Blood Draws

I will note that the body strips bones of calcium to maintain pH balance in the blood so I'm skeptical that blood draws are the optimal means to measure anything in the body
I'm working on adding a log. In the process, I tend to reread a lot of posts, check for typos, do some clean up. 

I work solo. Editing your own writing is extremely, extremely hard. 

You know what you meant. You may not know how stupid what you actually said sounds until you reread it months later.

I have been managing a serious, life-threatening medical condition for years. I track symptoms rather than get medical testing. There is an example of that on this site: Fingernails 

And I have repeatedly linked to a piece elsewhere called Skeptics with instructions to start a health journal and check it yourself. 

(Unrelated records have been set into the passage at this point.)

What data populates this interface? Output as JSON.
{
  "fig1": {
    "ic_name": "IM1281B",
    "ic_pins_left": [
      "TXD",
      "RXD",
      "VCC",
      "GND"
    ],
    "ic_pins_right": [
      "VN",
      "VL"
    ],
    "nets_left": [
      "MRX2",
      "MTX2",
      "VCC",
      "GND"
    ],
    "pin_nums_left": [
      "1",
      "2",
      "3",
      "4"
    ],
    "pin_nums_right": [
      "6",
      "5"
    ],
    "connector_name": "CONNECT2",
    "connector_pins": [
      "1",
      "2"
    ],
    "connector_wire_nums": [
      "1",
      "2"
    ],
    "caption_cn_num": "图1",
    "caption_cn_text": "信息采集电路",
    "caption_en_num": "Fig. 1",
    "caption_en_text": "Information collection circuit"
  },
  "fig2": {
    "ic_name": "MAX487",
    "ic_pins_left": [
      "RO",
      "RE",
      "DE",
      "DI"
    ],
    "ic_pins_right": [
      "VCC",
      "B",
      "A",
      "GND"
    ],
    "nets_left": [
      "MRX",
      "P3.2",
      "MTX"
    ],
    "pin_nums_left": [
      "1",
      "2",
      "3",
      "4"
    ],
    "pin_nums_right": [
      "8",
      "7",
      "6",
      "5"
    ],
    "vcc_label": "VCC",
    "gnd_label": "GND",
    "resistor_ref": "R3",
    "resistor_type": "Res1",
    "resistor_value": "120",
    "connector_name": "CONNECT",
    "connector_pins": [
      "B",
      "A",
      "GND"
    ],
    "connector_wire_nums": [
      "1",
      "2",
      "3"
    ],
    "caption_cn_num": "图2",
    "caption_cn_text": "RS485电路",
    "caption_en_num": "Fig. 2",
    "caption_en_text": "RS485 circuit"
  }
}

The reason I say I'm skeptical that blood draws are the optimal means to measure anything is because with it being known that the body strips calcium from the bones to maintain pH balance, that tells you that the body damages other tissues for the express purpose of giving the blood what it needs to function. So it absolutely is not a clear, bright line indication that everything is okay "because the blood levels are good."

If you have osteoporosis but your blood draws look good, your blood draws are lying. Everything is not okay.

So what else is modern medical practice missing because we do blood draws and test blood levels without really having a clear context in many cases as to what that means?

I was prone to anemia for years and suffered from restless leg syndrome. I read an article that said restless leg syndrome can be due to vitamin B deficiency or iron deficiency. 

These are known underlying causes of anemia. So I began taking a B vitamin supplement at bedtime when my restless leg syndrome was keeping me awake and if that didn't resolve it, thirty minutes later I would take iron.

It's hard to poison yourself with B vitamins. It's entirely possible to get iron poisoning. So I was being conservative. 

At some point, I stopped being chronically anemic and eventually developed sudden onset symptoms of iron poisoning. I have a genetic disorder. I was like "What changed? WHERE was the iron hiding?"

I eventually concluded this was due to trypanasoma die off. Parasitic infections are known to scavenge iron. If something in your system dies, the body has to deal with the detritus and dump or resorb the nutritional building blocks involved. 

I can't recall the last time I explicitly treated for anemia. Most likely, my anemia was caused by a parasitic infection gobbling up all the iron it could get and making more nasty little beasties living inside me.

Without taking a tissue sample, you don't know. Blood draws aren't the whole picture and I'm not thrilled with the idea of doctors defaulting to tissue samples.

So my preference is symptom tracking and learning enough about pertinent pieces of the problem to make reasonable inferences.

Testing can be valuable. It finally got me a better name for my condition than "whiny bitch" or "hypochondriac." But I think there's room for improvement in how we assess medical stuff.

If you are trans, whether you DIY it or have a supervising physician, I think keeping a journal, reading a lot pertinent to your situation and figuring out how to track symptoms will serve you well even if you can and do get blood draws.

Blood draws are not a comprehensive picture and I'm not even trans. I'm some chick with a weirdo hobby who reads stuff on the internet and I've already seen discussions that suggest we don't really have a good idea of what is going on and blood draws aren't telling us what we need to know for the trans community.